Sen. Bernie Sanders is considering joining the race for president in 2016, he confirmed in an interview published Thursday.
Sanders, of Vermont, has served in the Senate since 2007, and previously held a seat in the House of Representatives from 1991-2007. He does not formally belong to any political party but has called himself a democratic socialist. He appears as an Independent on ballots.
In an interview with The Nation,
Sanders said he is exploring a White House run.
"I am prepared to run for president of the United States," he said. "I don’t believe that I am the only person out there who can fight this fight, but I am certainly prepared to look seriously at that race."
Running for president without the backing of one of the two major political parties would be difficult, and Sanders knows it. He would not commit to joining the Democrat party in order to run, saying only that all options are on the table.
Even getting media coverage and invitations to debates would be difficult as an Independent, Sanders said. Still, with the rift between both parties growing wider and wider, and with more and more Americans calling themselves Independents, going that route would not be the worst decision, he thinks.
"The number of people who identify as Democrats or Republicans is at a historically low point," Sanders said. "In that sense, running outside the two-party system can be a positive politically."

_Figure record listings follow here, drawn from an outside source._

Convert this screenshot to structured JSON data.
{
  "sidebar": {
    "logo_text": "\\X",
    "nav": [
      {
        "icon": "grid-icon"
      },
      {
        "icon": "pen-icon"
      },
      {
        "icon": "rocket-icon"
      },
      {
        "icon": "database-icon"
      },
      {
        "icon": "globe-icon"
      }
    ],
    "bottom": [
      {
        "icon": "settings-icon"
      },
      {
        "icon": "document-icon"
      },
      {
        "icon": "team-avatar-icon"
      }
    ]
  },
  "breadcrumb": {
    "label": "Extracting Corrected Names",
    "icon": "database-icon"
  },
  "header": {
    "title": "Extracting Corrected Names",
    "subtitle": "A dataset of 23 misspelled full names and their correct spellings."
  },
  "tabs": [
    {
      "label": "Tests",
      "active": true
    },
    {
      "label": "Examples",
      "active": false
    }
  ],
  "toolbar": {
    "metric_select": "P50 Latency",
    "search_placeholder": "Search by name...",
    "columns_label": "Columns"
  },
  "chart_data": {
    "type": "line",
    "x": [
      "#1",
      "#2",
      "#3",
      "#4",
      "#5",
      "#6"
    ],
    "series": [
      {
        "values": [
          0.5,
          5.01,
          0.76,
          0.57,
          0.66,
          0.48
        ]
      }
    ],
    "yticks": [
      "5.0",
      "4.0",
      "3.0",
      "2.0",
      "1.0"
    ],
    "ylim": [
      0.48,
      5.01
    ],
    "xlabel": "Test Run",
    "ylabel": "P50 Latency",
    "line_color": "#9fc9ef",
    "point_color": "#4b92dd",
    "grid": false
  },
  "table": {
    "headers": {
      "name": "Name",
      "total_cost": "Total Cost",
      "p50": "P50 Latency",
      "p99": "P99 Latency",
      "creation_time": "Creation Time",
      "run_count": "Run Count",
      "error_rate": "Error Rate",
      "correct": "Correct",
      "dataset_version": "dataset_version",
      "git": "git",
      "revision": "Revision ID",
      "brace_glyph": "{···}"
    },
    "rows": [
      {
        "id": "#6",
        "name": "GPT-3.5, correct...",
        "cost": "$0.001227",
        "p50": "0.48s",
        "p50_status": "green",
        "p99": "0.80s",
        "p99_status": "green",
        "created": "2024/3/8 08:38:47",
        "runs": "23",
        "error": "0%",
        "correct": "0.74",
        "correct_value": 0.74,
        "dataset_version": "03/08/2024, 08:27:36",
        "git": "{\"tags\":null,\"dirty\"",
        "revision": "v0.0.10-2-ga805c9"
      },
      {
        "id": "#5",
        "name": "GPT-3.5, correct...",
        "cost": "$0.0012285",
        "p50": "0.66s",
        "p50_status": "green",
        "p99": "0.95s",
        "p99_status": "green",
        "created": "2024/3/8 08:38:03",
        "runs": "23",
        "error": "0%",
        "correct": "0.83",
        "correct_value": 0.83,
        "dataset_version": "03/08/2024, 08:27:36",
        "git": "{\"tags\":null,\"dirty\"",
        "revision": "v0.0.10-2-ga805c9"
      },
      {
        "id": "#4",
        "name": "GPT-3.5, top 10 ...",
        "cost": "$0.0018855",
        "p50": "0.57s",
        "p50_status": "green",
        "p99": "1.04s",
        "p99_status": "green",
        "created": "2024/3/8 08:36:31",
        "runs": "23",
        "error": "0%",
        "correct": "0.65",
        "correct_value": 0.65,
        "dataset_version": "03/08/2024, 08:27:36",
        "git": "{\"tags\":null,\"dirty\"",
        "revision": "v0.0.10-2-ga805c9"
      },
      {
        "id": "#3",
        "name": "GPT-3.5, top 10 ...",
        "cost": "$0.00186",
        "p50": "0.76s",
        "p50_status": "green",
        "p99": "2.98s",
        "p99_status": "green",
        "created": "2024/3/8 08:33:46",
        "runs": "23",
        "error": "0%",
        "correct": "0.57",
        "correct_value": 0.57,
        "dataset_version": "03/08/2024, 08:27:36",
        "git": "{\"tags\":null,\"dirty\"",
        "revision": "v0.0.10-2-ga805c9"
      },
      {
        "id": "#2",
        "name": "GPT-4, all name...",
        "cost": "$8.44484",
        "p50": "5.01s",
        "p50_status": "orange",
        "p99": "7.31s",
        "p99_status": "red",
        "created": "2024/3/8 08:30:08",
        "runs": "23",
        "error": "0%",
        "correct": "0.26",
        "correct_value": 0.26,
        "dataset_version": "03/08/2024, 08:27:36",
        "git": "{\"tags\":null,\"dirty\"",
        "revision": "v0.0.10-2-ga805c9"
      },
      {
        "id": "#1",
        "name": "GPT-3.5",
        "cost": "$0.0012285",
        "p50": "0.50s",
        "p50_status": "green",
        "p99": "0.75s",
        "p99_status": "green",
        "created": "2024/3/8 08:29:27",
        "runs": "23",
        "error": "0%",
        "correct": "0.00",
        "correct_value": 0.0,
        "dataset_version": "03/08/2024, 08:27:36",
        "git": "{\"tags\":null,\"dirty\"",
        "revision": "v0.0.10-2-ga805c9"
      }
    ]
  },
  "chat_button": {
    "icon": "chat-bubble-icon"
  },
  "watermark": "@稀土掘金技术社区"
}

But doing that has its risks — especially for a left-leaning Independent. As Sanders points out, any candidate with Democratic views running as an Independent would be taking votes away from the Democratic candidate, which in turn helps the Republican in the race. He called that "the [Ralph] Nader dilemma."
Sanders points out that to be successful as an Independent running for president, you have to, in essence, build a strong third party.
"If you look back to Nader’s candidacy [in 2000], the hope of Nader was not just that he might be elected president but that he would create a strong third party," Sanders said. "Nader was a very strong candidate, very smart, very articulate. But the strong third party did not emerge. The fact is that is very difficult to do."
Nader responded to Sanders’ potential White House bid with a letter to the senator.
In it, Nader appears frustrated with his fruitless attempts to contact Sanders "for years," and said he needs to make some changes if he wants to win the presidency.
"You are a Lone Ranger, unable even to form a core progressive force within the Senate (eg. Senator Sherrod Brown, Senator Elizabeth Warren, etc.)," Nader wrote. "You surely understand that without internal and external networking, there are no strategies to deploy, beyond speechifying, putting forward amendments that go nowhere and an occasional hearing where you incisively question witnesses.
"You’re not a complete loner," Nader wrote at the end of the letter. "But consider the unfilled potential of a Senator with broad ranging corporate reform and enforcement proposals that need an ongoing constituency with chapters and supporters through the country. Day in and day out!"